Reading Tom's blog today started me off thinking about silence. Being deaf means that the first thing I do when I get out of bed in the morning is to put my hearing aid on. Without it I really can hear next to nothing.
It is many years since I heard the dawn chorus because the birds can sing all they like and I am not able to hear their chorus. Blackbirds sing from every corner of our garden and from the top of every post - but I am oblivious to it all without my aid. I put it in and immediately I hear the blackbirds, the robin, the chaffinch, the collared doves - and the many sparrows in the holly (are sparrows really in short supply in some places? If so I really think they have all congregated in our garden).
I walk down the lane at lunch time with Tess and it is only when she turns round and looks worried that I realise a car is gently coasting along behind us waiting for us to move out of the way. Because even with a hearing aid some sounds evade my hearing system. Cyclists soar past, making me jump out of my skin and risking a tumble if Tess steps in front of them. I ask myself - when did cyclists stop having bells on their handlebars? When did motorists stop using their horns to make us aware of their approach?
Obviously I wish I were not deaf, but I have been like this since I was in my early thirties. When I taught in Comprehensive School I had to have absolute silence for calling the register (do they still do this today?) - I had no hearing aid in those days as my loss was not great enough. My form were marvellous and always got really cross with anyone who scraped their chair or rustled a paper. Wonder if it would still be the same today.

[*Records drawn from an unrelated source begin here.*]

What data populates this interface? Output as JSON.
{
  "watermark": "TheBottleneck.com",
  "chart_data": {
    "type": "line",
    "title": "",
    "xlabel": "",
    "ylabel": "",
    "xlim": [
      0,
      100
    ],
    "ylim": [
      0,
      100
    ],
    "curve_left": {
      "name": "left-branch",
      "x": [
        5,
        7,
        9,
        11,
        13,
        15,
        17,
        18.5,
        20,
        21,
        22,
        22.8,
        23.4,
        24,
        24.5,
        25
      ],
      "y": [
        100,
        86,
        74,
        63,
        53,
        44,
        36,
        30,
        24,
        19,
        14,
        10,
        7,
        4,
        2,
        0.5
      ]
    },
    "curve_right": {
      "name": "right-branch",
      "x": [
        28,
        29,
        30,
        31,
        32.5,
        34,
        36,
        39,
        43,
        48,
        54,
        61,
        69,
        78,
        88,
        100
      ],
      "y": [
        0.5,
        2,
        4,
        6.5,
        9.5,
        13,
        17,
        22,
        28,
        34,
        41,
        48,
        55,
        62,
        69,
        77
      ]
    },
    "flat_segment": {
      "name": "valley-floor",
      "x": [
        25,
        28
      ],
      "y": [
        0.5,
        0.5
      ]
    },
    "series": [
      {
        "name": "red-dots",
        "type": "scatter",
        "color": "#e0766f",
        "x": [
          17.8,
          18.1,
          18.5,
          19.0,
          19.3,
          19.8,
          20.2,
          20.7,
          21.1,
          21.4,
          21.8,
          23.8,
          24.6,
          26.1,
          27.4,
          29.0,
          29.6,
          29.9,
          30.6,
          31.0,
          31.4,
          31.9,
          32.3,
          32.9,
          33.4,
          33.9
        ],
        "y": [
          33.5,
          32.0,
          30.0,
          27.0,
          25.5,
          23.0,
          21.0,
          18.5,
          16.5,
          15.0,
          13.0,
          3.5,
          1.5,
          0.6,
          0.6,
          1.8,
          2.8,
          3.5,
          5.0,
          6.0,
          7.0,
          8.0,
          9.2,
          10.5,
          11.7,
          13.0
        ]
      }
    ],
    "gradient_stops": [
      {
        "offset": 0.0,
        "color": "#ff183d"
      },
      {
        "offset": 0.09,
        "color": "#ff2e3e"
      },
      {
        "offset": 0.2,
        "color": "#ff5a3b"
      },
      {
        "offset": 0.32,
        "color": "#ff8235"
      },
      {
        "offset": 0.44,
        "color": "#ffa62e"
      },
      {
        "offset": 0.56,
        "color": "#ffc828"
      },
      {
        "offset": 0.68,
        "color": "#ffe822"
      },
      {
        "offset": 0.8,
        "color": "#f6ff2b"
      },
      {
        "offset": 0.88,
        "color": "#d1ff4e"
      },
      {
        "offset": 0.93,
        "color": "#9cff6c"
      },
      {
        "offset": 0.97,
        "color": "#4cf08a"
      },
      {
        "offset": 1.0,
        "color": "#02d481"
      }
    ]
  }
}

But there is an advantage. If there is something (or someone ) I don't wish to hear then I can switch off. An example - if I am on a train and reading a good book, or trying to do the Times Crossword and some one behind me or across the aisle is going on and on about something - then silence is golden. If I am in a cafe and there is that awful piped music in the background, it is rather nice to drink my coffee without hearing it. Just me and a friend sitting close together and my hearing is good enough to hold a conversation, and the music is blanked out.
It is like so many other things in life. We are stuck with them and we have to make the best of them. Music, which used to play a large part in my life, is quite a closed book now as my hearing loss is such that it is difficult differentiating between the notes and often the piece is quite a way into it before I have established the note and the key - then I can follow it but can't always hear all the different parts, so listening to music is no longer an important part of my life.
Just home from my over sixties exercise class - the first time I have been for five weeks - and by golly it tells! I am tired, stiff and ready for a sit down - but a woman's work is never done - dish washer to empty, dog's dinner to get, sandwiches to make for tea and then I can sit down and watch 'Pointless' with the farmer (an apt title in more ways than one)!